I really enjoyed that show, they came up with great things like drinking the blood and the rules of a vampire. Having to adapt to that made for some enjoyable comedy, remembering about not being able to walk into a room and all sorts of things like that, and, of course, a punch doesn’t hurt Angel but it stings a little when it’s Wesley. It was a really fun show and a very funny idea, one that the writer - Jane Espenson - had been wanting to do for ages.
As far as I was concerned it was fun to do and it was good for the character. He came out of himself a bit and discovered some confidence that he really needed at that time, so it was a chance for him to grow through that episode.
The character’s been changing ever since the beginning, but there are times that you can look back on and see where there are intense evolutions in the character. That’s one of them.
From pratfall to professional
Talking about the evolution of the character, did you have a problem in the early days with the pratfalls?
Well, they leave your back a little sore. I had to massage out some bumps in there as a result. Wesley was a lot goofier and sillier when he first arrived, he was a much tighter person.
When we had it in mind for the character to join the show, we knew that we would take a long time to evolve him and to bring things out, but in the meantime it was a golden opportunity to use him to great comic effect.
So in the early days that he would frequently find himself tripping over his own foot or poking himself in the eye or something silly to undermine his rather grand ideas about himself. I like that. One of his appealing comic traits was as a man who took himself very seriously. He fancied himself as James Bond but was really probably more of a Clouseau.
Those are fun moments to play but the actual falling over has meant many bruises and bumps to pay for that comic moment. Is it worth it? I don’t know, there may have been one too many falls.
Wesley finally gets some
You finally got a girlfriend in season two, didn’t you?
Yeah. The nice upshot of being Angel for that show (Guise Will Be Guise), was that Wesley got to meet a hot babe and actually get a little for a change. It had been a pretty dry area for him.
Although, there are allusions made to his sex life from time to time, that he may be more than meets the eye in that department, he’s going out and having a wild time and keeping it quiet.
But this was the first time we really see him on screen with somebody and I think what I liked about that was that it was handled in a very normal way. They met in extraordinary circumstances but they maintained a very kind of domestic un-glamorous, un-grand lifestyle.
You just see them in quiet moments together, and when you do come back in to see the relationship again we see that it’s progressed each time without a lot of explanation. We just cut into a slice of their life later on.
That gave Wesley the chance to be more of a normal guy instead of this slightly eccentric outsider clowning around. It gave him a much more approachable side and revealed a vulnerability on an emotional level that was important to make him a more rounded character.
Randall and Hopkirk
You came back to Britain to do Randall and Hopkirk.

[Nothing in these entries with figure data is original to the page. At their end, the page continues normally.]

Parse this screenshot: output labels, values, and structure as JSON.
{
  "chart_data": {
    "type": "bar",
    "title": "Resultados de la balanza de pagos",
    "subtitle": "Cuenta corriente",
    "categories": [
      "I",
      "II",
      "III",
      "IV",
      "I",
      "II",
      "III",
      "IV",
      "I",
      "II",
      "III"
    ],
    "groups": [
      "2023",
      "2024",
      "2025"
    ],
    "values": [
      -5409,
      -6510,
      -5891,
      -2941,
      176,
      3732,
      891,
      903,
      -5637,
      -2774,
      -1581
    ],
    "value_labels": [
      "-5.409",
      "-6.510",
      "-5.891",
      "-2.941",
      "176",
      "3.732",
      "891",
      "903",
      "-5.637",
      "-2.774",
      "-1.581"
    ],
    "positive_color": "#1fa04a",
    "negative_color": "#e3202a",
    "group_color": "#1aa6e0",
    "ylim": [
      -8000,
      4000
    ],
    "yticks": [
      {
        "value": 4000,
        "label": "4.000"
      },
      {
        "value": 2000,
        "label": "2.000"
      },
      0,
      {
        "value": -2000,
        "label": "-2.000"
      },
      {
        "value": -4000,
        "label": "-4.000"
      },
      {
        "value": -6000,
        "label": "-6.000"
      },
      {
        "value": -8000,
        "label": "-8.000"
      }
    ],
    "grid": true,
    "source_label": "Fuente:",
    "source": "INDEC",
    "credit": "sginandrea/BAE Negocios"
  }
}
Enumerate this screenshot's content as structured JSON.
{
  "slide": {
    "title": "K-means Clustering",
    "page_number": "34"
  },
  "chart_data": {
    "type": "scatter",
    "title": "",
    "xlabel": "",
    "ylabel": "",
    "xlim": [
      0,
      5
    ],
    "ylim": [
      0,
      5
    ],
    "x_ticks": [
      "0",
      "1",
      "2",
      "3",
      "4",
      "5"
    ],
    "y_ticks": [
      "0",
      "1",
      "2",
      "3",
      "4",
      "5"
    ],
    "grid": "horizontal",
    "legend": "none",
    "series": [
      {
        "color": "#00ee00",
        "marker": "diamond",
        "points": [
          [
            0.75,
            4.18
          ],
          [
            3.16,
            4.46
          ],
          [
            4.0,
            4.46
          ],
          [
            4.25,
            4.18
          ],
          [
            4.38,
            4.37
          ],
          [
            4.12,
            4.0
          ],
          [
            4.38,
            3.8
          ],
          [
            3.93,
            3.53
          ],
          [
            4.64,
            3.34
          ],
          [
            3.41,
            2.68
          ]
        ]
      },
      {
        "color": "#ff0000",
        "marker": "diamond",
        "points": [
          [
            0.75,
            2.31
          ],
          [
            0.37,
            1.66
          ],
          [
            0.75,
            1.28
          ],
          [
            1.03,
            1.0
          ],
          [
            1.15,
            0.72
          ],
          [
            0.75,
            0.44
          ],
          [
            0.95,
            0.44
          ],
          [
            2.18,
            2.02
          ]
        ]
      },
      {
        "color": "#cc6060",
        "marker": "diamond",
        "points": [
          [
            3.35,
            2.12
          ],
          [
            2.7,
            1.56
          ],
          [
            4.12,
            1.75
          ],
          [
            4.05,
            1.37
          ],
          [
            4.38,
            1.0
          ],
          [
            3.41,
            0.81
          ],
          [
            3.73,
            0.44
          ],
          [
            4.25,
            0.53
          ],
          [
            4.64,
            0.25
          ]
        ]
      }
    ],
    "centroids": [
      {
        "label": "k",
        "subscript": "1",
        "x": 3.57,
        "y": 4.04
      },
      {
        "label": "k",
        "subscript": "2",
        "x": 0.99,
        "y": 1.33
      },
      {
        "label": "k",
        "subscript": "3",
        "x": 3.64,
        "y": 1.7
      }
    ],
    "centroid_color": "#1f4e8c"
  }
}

Was that a fun experience?
Oh, it was delightful. I’m a huge fan of Charlie Higson and Paul Whitehouse, and The Fast Show is still one of my favourites.
I happened to be in London over that summer on a break from Buffy. We had just wrapped season three and I did a movie here. Then I was travelling, seeing friends and having some time in London and my agent there called up and said "Oh they’re remaking this old series". I had really liked the original so I was curious to see what Charlie and Paul would do with it.
When I met Charlie, he had an idea about this character that seemed to fit well for me, so, yeah, it was great fun to do. I was very pleased to work with them and on was a pretty quirky character as well. A seemingly suave, protective man who turns out to be a complete psycho and is killed by a double bed.